Academic journal article Issues in Law & Medicine

Acceptance, Avoidance, and Ambiguity: Conflicting Social Values about Childhood Disability

Article excerpt

15 KENNEDY INST. ETHICS J. 371 (Dec. 2005).

Advances in medical technology now permit children who need ventilator assistance to live at home rather than in hospitals or institutions. What does this ventilator-dependent life mean to children and their families? The impetus for this essay comes from a study of the experience of twelve Canadian families--parents, ventilator-dependent child, and siblings.

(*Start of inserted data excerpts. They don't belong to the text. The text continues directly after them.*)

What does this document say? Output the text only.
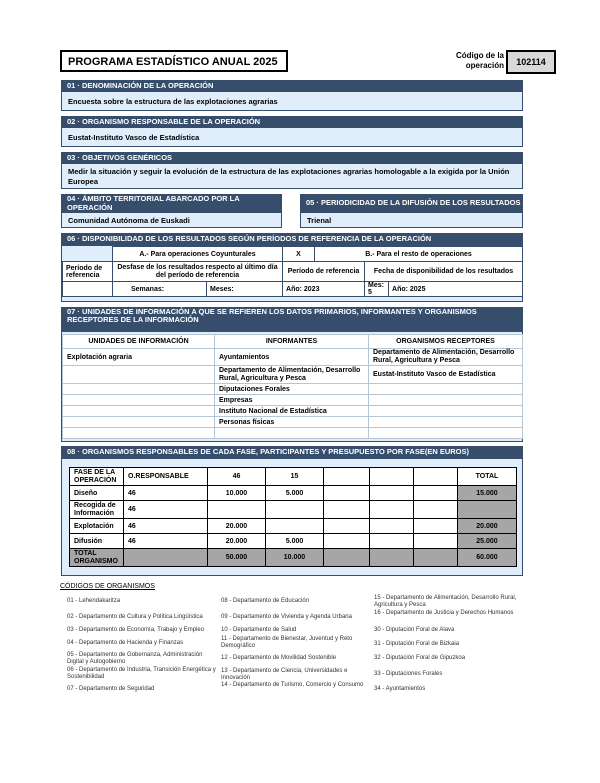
PROGRAMA ESTADÍSTICO ANUAL 2025
Código de la operación	102114
01 · DENOMINACIÓN DE LA OPERACIÓN
Encuesta sobre la estructura de las explotaciones agrarias
02 · ORGANISMO RESPONSABLE DE LA OPERACIÓN
Eustat-Instituto Vasco de Estadística
03 · OBJETIVOS GENÉRICOS
Medir la situación y seguir la evolución de la estructura de las explotaciones agrarias homologable a la exigida por la Unión Europea
04 · ÁMBITO TERRITORIAL ABARCADO POR LA OPERACIÓN
Comunidad Autónoma de Euskadi
05 · PERIODICIDAD DE LA DIFUSIÓN DE LOS RESULTADOS
Trienal
06 · DISPONIBILIDAD DE LOS RESULTADOS SEGÚN PERÍODOS DE REFERENCIA DE LA OPERACIÓN
	A.- Para operaciones Coyunturales		X	B.- Para el resto de operaciones		
Período de referencia	Desfase de los resultados respecto al último día del período de referencia		Período de referencia		Fecha de disponibilidad de los resultados	
	Semanas:	Meses:	Año: 2023		Mes: 5	Año: 2025
07 · UNIDADES DE INFORMACIÓN A QUE SE REFIEREN LOS DATOS PRIMARIOS, INFORMANTES Y ORGANISMOS RECEPTORES DE LA INFORMACIÓN
UNIDADES DE INFORMACIÓN	INFORMANTES	ORGANISMOS RECEPTORES
Explotación agraria	Ayuntamientos	Departamento de Alimentación, Desarrollo Rural, Agricultura y Pesca
	Departamento de Alimentación, Desarrollo Rural, Agricultura y Pesca	Eustat-Instituto Vasco de Estadística
	Diputaciones Forales	
	Empresas	
	Instituto Nacional de Estadística	
	Personas físicas	

08 · ORGANISMOS RESPONSABLES DE CADA FASE, PARTICIPANTES Y PRESUPUESTO POR FASE(EN EUROS)
FASE DE LA OPERACIÓN	O.RESPONSABLE	46	15				TOTAL
Diseño	46	10.000	5.000				15.000
Recogida de Información	46						
Explotación	46	20.000					20.000
Difusión	46	20.000	5.000				25.000
TOTAL ORGANISMO		50.000	10.000				60.000
CÓDIGOS DE ORGANISMOS
01 - Lehendakaritza
02 - Departamento de Cultura y Política Lingüística
03 - Departamento de Economía, Trabajo y Empleo
04 - Departamento de Hacienda y Finanzas
05 - Departamento de Gobernanza, Administración Digital y Autogobierno
06 - Departamento de Industria, Transición Energética y Sostenibilidad
07 - Departamento de Seguridad
08 - Departamento de Educación
09 - Departamento de Vivienda y Agenda Urbana
10 - Departamento de Salud
11 - Departamento de Bienestar, Juventud y Reto Demográfico
12 - Departamento de Movilidad Sostenible
13 - Departamento de Ciencia, Universidades e Innovación
14 - Departamento de Turismo, Comercio y Consumo
15 - Departamento de Alimentación, Desarrollo Rural, Agricultura y Pesca
16 - Departamento de Justicia y Derechos Humanos
30 - Diputación Foral de Alava
31 - Diputación Foral de Bizkaia
32 - Diputación Foral de Gipuzkoa
33 - Diputaciones Forales
34 - Ayuntamientos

These families express great love for their children, take on enormous responsibilities for care, live with uncertainty, and attempt to create "normal" home environments. Nevertheless, they experience social isolation, sometimes even from their extended families and health care providers. Their lives are constrained in many ways. The challenges faced by parents of technology-dependent children raise questions of justice within society and within families.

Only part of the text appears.